Question about stack overflows in native code
Frederic Parain
frederic.parain at oracle.com
Tue Apr 4 18:58:45 UTC 2017
On 04/04/2017 02:31 PM, Thomas Stüfe wrote:
> Hi David,
>
> On Tue, Apr 4, 2017 at 12:11 PM, David Holmes <david.holmes at oracle.com
> <mailto:david.holmes at oracle.com>> wrote:
>
> On 4/04/2017 6:30 PM, Thomas Stüfe wrote:
>
> Hi David,
>
> On Mon, Apr 3, 2017 at 11:02 PM, David Holmes
> <david.holmes at oracle.com <mailto:david.holmes at oracle.com>
> <mailto:david.holmes at oracle.com
> <mailto:david.holmes at oracle.com>>> wrote:
>
> Just to follow up on what Fred responded ...
>
> On 4/04/2017 4:42 AM, Thomas Stüfe wrote:
>
> Hi Fred,
>
> thanks! Some more questions inline.
>
> On Mon, Apr 3, 2017 at 8:29 PM, Frederic Parain
> <frederic.parain at oracle.com
> <mailto:frederic.parain at oracle.com>
> <mailto:frederic.parain at oracle.com
> <mailto:frederic.parain at oracle.com>>>
>
> wrote:
>
> When the yellow zone is hit and the thread state is
> not in
> _thread_in_java (which means thread state is
> _thread_in_native or
> _thread_in_vm), the yellow zone is silently disabled
> and the
> thread
> is allowed to resume its execution.
>
>
> Disabled by whom exactly?
>
> Normally, this would be done in the signal handler, but that
> requires
> enough stack space to run. AFAIK jitted or interpreted
> code does
> stack
> banging in order to trigger the yellow-page-segfault at
> a point
> where there
> are enough pages left on the stack to invoke the signal
> handler
> (n shadow
> pages before), but that is not guaranteed to work with
> native
> C-compiled
> code, no?
>
>
> The stack banging is done to ensure the stackoverflow is hit
> before
> we start doing the actual operation. The size of the yellow
> and red
> zones are supposed to be sufficient to allow the respective
> signal
> processing and response to be executed.
>
>
> And the size of the shadow pages should be sufficient to invoke
> initial
> signal handler which will unprotect the yellow or red zone, right?

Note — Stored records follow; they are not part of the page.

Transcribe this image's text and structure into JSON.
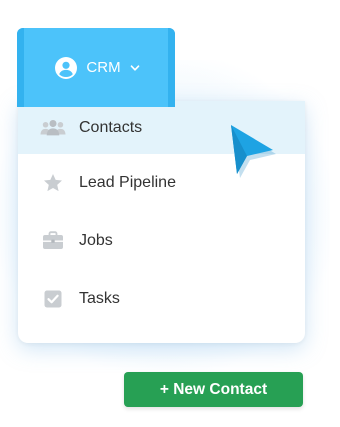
{
  "crm_tab": {
    "label": "CRM",
    "icon": "user-circle-icon",
    "caret_icon": "chevron-down-icon"
  },
  "menu": {
    "items": [
      {
        "label": "Contacts",
        "icon": "people-icon",
        "active": true
      },
      {
        "label": "Lead Pipeline",
        "icon": "star-icon",
        "active": false
      },
      {
        "label": "Jobs",
        "icon": "briefcase-icon",
        "active": false
      },
      {
        "label": "Tasks",
        "icon": "checkbox-icon",
        "active": false
      }
    ]
  },
  "new_contact_button": {
    "label": "+ New Contact"
  },
  "colors": {
    "tab_bg": "#4cc3fa",
    "tab_edge": "#33b2ef",
    "active_item_bg": "#e3f3fb",
    "button_bg": "#27a054",
    "cursor": "#1ea3e3",
    "icon_gray": "#c9cdd1"
  }
}
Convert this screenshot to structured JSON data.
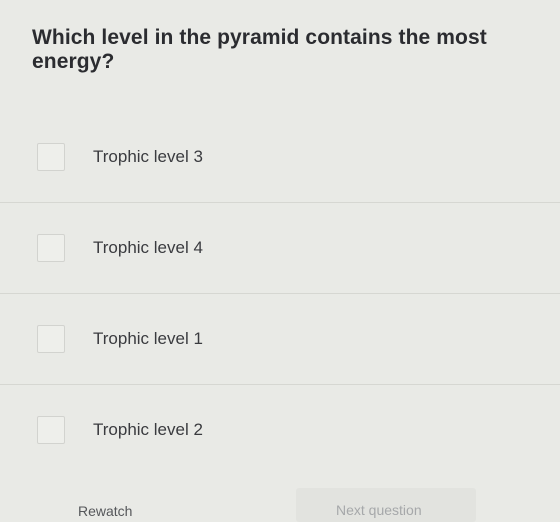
{
  "question": "Which level in the pyramid contains the most energy?",
  "options": [
    {
      "label": "Trophic level 3"
    },
    {
      "label": "Trophic level 4"
    },
    {
      "label": "Trophic level 1"
    },
    {
      "label": "Trophic level 2"
    }
  ],
  "footer": {
    "rewatch_label": "Rewatch",
    "next_label": "Next question"
  }
}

> So, back to my original question, if native C code does not bang the
> stack but simply runs into the yellow zone, process will simply
> die, or?
>
>
> I thought Fred already answered that. The signal handler simply
> disables the yellow zone and returns:
>
> } else {
> // Thread was in the vm or native code. Return and try
> to finish.
> thread->disable_stack_yellow_reserved_zone();
> return 1;
> }
>
>
> But in order to do this it needs at least enough stack space to invoke
> the signal handler and call mprotect on the yellow page, right? So, for
> native code compiled by a C-compiler, this may or may not work,
> depending on whether and what form of stack-banging code the C-Compiler
> does generate? (It may generate some sort of stack banging to trigger
> the OS guard page and do OS stack overflow handling, or it may just
> blindly run into the yellow page when pushing a new frame).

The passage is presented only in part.